E eu tomei a decisão de que a gente ia fazer aqui porque a COP não é um desfile de moda. A COP não é um desfile de produtos ideológicos, em que as pessoas vêm aqui, falam o que querem, ouvem o que não querem e vão embora. Esta COP vai ser diferente. Primeiro, eu quero que o mundo conheça a Amazônia. Eu quero que as pessoas conheçam os nossos rios. Eu quero que eles conheçam o Rio Negro, o Rio Solimões, o Rio Tapajós e tantos outros rios que a gente tem. Eu quero que eles conheçam, definitivamente, a copa das árvores da Amazônia.
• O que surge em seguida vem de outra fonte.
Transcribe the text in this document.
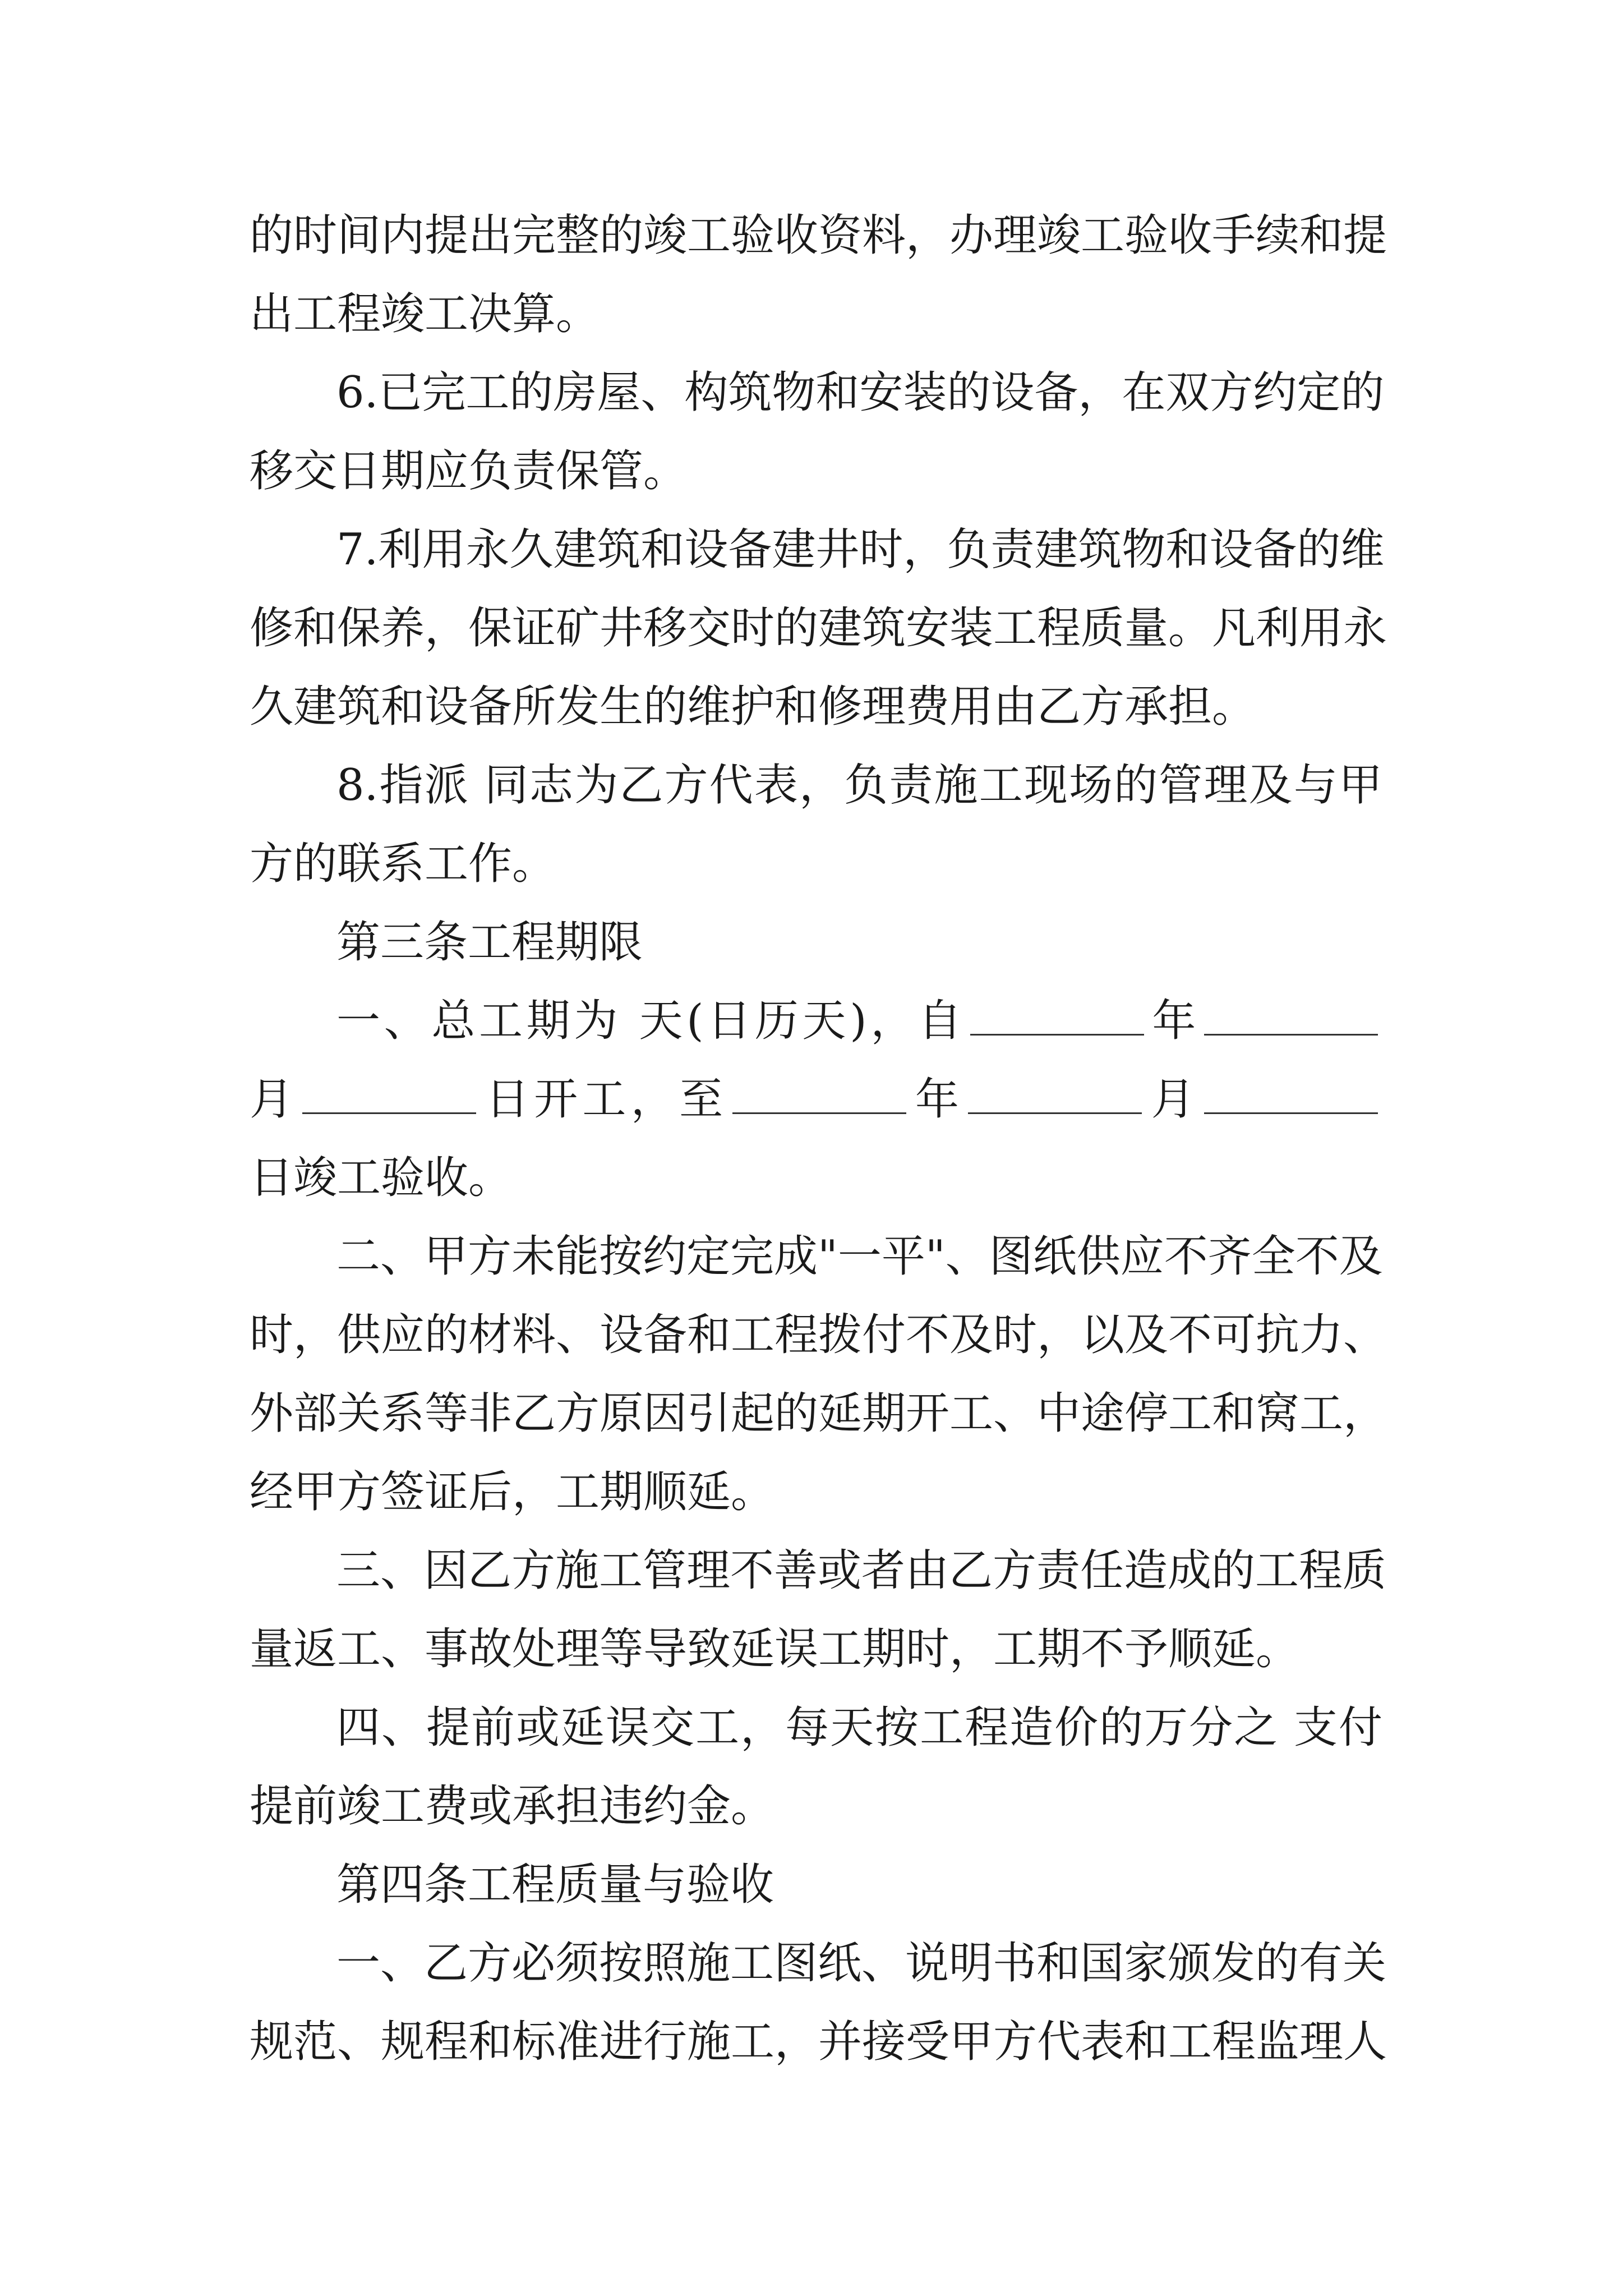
的时间内提出完整的竣工验收资料，办理竣工验收手续和提
出工程竣工决算。
6.已完工的房屋、构筑物和安装的设备，在双方约定的
移交日期应负责保管。
7.利用永久建筑和设备建井时，负责建筑物和设备的维
修和保养，保证矿井移交时的建筑安装工程质量。凡利用永
久建筑和设备所发生的维护和修理费用由乙方承担。
8.指派 同志为乙方代表，负责施工现场的管理及与甲
方的联系工作。
第三条工程期限
一、总工期为 天(日历天)，自	年
月	日开工，至	年	月
日竣工验收。
二、甲方未能按约定完成"一平"、图纸供应不齐全不及
时，供应的材料、设备和工程拨付不及时，以及不可抗力、
外部关系等非乙方原因引起的延期开工、中途停工和窝工，
经甲方签证后，工期顺延。
三、因乙方施工管理不善或者由乙方责任造成的工程质
量返工、事故处理等导致延误工期时，工期不予顺延。
四、提前或延误交工，每天按工程造价的万分之 支付
提前竣工费或承担违约金。
第四条工程质量与验收
一、乙方必须按照施工图纸、说明书和国家颁发的有关
规范、规程和标准进行施工，并接受甲方代表和工程监理人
Mas eu quero que eles conheçam o povo da Amazônia.
Eu quero que eles conheçam os indígenas brasileiros. Eu quero que eles conheçam os quilombolas brasileiros. Eu quero que eles conheçam os estudantes brasileiros, as mulheres e os homens. E eu disse na entrevista agora em Nova York, eu quero que eles conheçam a culinária do estado do Pará. Eu quero que eles conheçam a culinária do estado do Pará. Porque, não sei se vocês sabem, o Brasil tem três estados que têm uma culinária forte. Pará, a Bahia e Minas Gerais, da companheira Macaé [Evaristo, ministra dos Direitos Humanos e da Cidadania]. São três tipos de cozinhas diferentes. Eu posso dizer aqui na frente da Bahia, na frente de Minas Gerais, que o Pará tem a maior diversidade culinária deste país.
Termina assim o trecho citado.